City C is advancing home-visit support and ICT utilization corresponding to geographical constraints, but strengthening hub functions and institutionalizing the assignment system in a widely dispersed municipality are required.

Overall, for the substantive development of the Japanese-style Neuvola, it is essential to clearly design four institutional pillars: (1) institutionalization of the assignment system, (2) continuous support from pregnancy to early childhood, (3) clarification of a one-stop consultation window, and (4) guarantee of universal access unaffected by socio-economic conditions.

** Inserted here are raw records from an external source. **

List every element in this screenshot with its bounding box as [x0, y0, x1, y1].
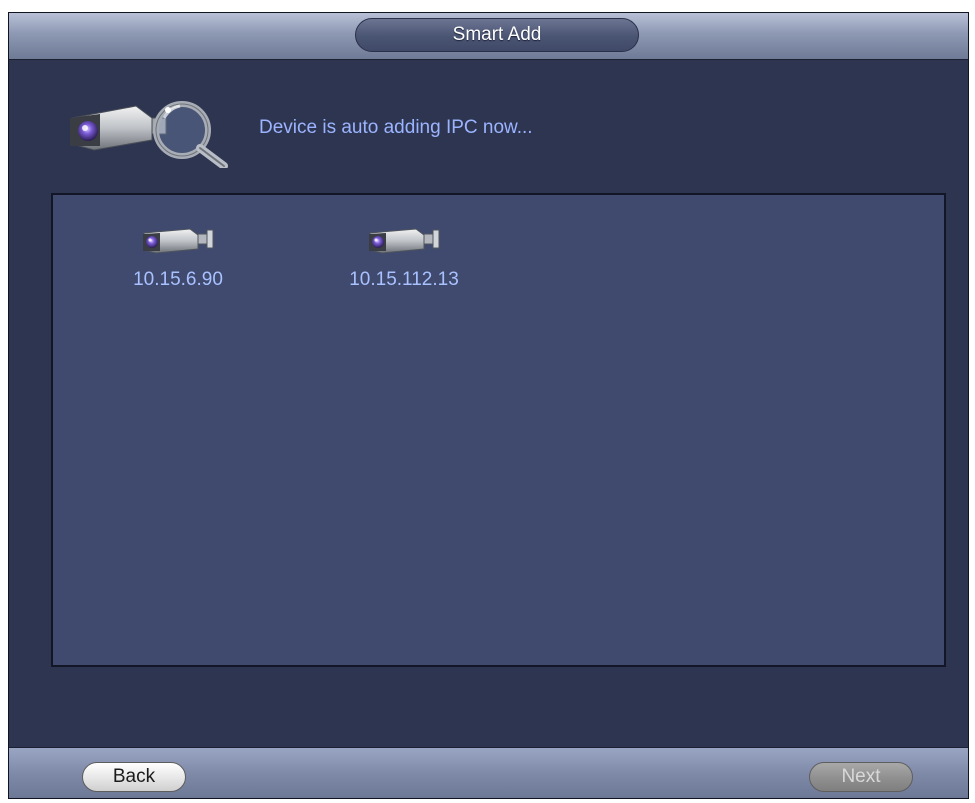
status-message: Device is auto adding IPC now...	[259, 117, 533, 138]
next-button[interactable]: Next	[809, 762, 913, 792]
camera-icon	[369, 228, 440, 254]
back-button[interactable]: Back	[82, 762, 186, 792]
footer-bar: Back Next	[9, 747, 968, 798]
dialog-title: Smart Add	[355, 18, 639, 52]
device-item[interactable]: 10.15.6.90	[93, 223, 263, 291]
smart-add-dialog: Smart Add Device is auto adding IPC now.	[8, 12, 969, 799]
device-item[interactable]: 10.15.112.13	[319, 223, 489, 291]
camera-search-icon	[70, 101, 228, 168]
camera-icon	[143, 228, 214, 254]
title-bar: Smart Add	[9, 13, 968, 60]
device-ip-label: 10.15.6.90	[133, 269, 223, 290]
device-ip-label: 10.15.112.13	[349, 269, 459, 290]
device-list: 10.15.6.90 10.15.112.13	[51, 193, 946, 667]
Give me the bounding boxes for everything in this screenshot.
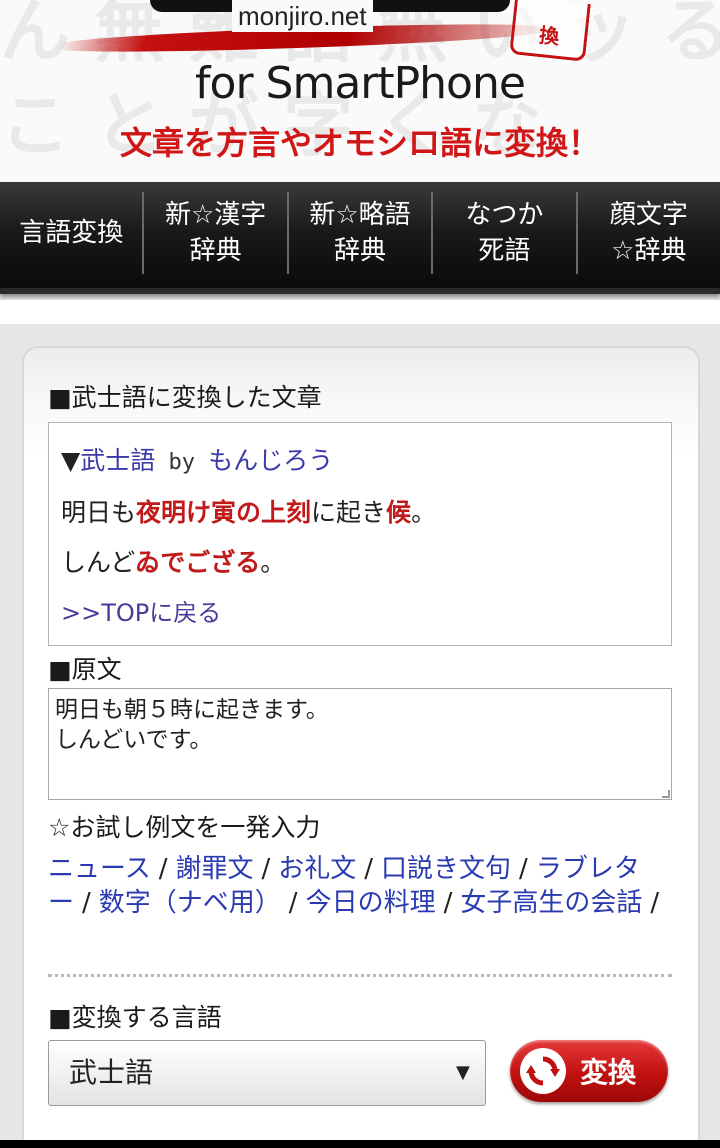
example-links: ニュース / 謝罪文 / お礼文 / 口説き文句 / ラブレター / 数字（ナベ用） / 今日の料理 / 女… xyxy=(48,852,674,920)
resize-handle-icon[interactable] xyxy=(662,790,670,798)
dropdown-arrow-icon[interactable]: ▼ xyxy=(456,1062,470,1083)
result-text: 。 xyxy=(411,498,437,527)
language-select[interactable]: 武士語 xyxy=(48,1040,486,1106)
nav-item-kanji-dictionary[interactable]: 新☆漢字 辞典 xyxy=(142,192,286,274)
nav-item-emoticon-dictionary[interactable]: 顔文字 ☆辞典 xyxy=(575,192,720,274)
example-link-schoolgirl-talk[interactable]: 女子高生の会話 xyxy=(460,888,642,918)
site-subtitle: 文章を方言やオモシロ語に変換！ xyxy=(119,124,600,162)
original-text-input[interactable]: 明日も朝５時に起きます。 しんどいです。 xyxy=(48,688,672,800)
separator: / xyxy=(443,888,453,918)
example-link-numbers[interactable]: 数字（ナベ用） xyxy=(99,888,281,918)
language-link[interactable]: 武士語 xyxy=(80,446,155,475)
author-link[interactable]: もんじろう xyxy=(208,446,333,475)
main-nav: 言語変換 新☆漢字 辞典 新☆略語 辞典 なつか 死語 顔文字 ☆辞典 xyxy=(0,182,720,294)
divider xyxy=(48,974,672,977)
result-line-1: 明日も夜明け寅の上刻に起き候。 xyxy=(61,493,436,529)
result-text: しんど xyxy=(61,548,136,577)
result-text: に起き xyxy=(311,498,387,527)
converted-word: 候 xyxy=(386,498,412,527)
separator: / xyxy=(650,888,660,918)
example-link-pickup-line[interactable]: 口説き文句 xyxy=(381,854,511,884)
example-link-thanks[interactable]: お礼文 xyxy=(278,854,356,884)
convert-button-label: 変換 xyxy=(580,1056,637,1089)
by-text: by xyxy=(155,450,209,475)
separator: / xyxy=(261,854,271,884)
result-header: ▼武士語 by もんじろう xyxy=(61,441,333,477)
bottom-bar xyxy=(0,1140,720,1148)
nav-item-abbreviation-dictionary[interactable]: 新☆略語 辞典 xyxy=(286,192,431,274)
result-text: 。 xyxy=(260,548,286,577)
separator: / xyxy=(158,854,168,884)
site-tagline: for SmartPhone xyxy=(195,58,526,109)
example-link-news[interactable]: ニュース xyxy=(48,854,151,884)
back-to-top-link[interactable]: >>TOPに戻る xyxy=(61,593,221,628)
examples-title: ☆お試し例文を一発入力 xyxy=(48,813,321,842)
example-link-todays-recipe[interactable]: 今日の料理 xyxy=(306,888,436,918)
result-section-title: ■武士語に変換した文章 xyxy=(48,383,322,412)
converted-word: 夜明け寅の上刻 xyxy=(136,498,312,527)
example-link-apology[interactable]: 謝罪文 xyxy=(175,854,253,884)
site-header: ん 無 難 語 無 い ッ る こ と が 字 く な 換 monjiro.ne… xyxy=(0,0,720,182)
converted-word: ゐでござる xyxy=(135,548,261,577)
original-section-title: ■原文 xyxy=(48,655,122,684)
refresh-icon xyxy=(520,1048,566,1094)
separator: / xyxy=(364,854,374,884)
triangle-down-icon: ▼ xyxy=(61,446,81,475)
result-box: ▼武士語 by もんじろう 明日も夜明け寅の上刻に起き候。 しんどゐでござる。 … xyxy=(48,422,672,646)
spacer xyxy=(0,300,720,324)
language-section-title: ■変換する言語 xyxy=(48,1003,222,1032)
result-line-2: しんどゐでござる。 xyxy=(61,543,285,579)
site-domain[interactable]: monjiro.net xyxy=(232,0,373,32)
convert-button[interactable]: 変換 xyxy=(510,1040,668,1102)
separator: / xyxy=(288,888,298,918)
logo-stamp: 換 xyxy=(509,0,591,62)
result-text: 明日も xyxy=(61,498,137,527)
separator: / xyxy=(519,854,528,884)
separator: / xyxy=(82,888,91,918)
nav-item-language-convert[interactable]: 言語変換 xyxy=(0,192,142,274)
nav-item-dead-words[interactable]: なつか 死語 xyxy=(431,192,575,274)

Advancing the development of a system that guarantees the equity and sustainability of support, along with flexible institutional design tailored to regional characteristics, will be the key to developing the Neuvola philosophy into effective regional child-rearing support. From the comparative analysis of this study, it became clear that all three cities have partially implemented the philosophy of the Japanese-style Neuvola and are in the stage of institutionalization. City A is forming an advanced urban model through multidisciplinary cooperation and private collaboration, while the institutional clarification of the continuous assignment system remains a challenge.

City B has established an early intervention system from the pregnancy period, but the limited support institutions and consistency in system design will be future focuses. City C is advancing home-visit support and ICT utilization in response to geographical conditions, but the institutionalization of the assignment system and the strengthening of regional hubs in a widely dispersed municipality are required.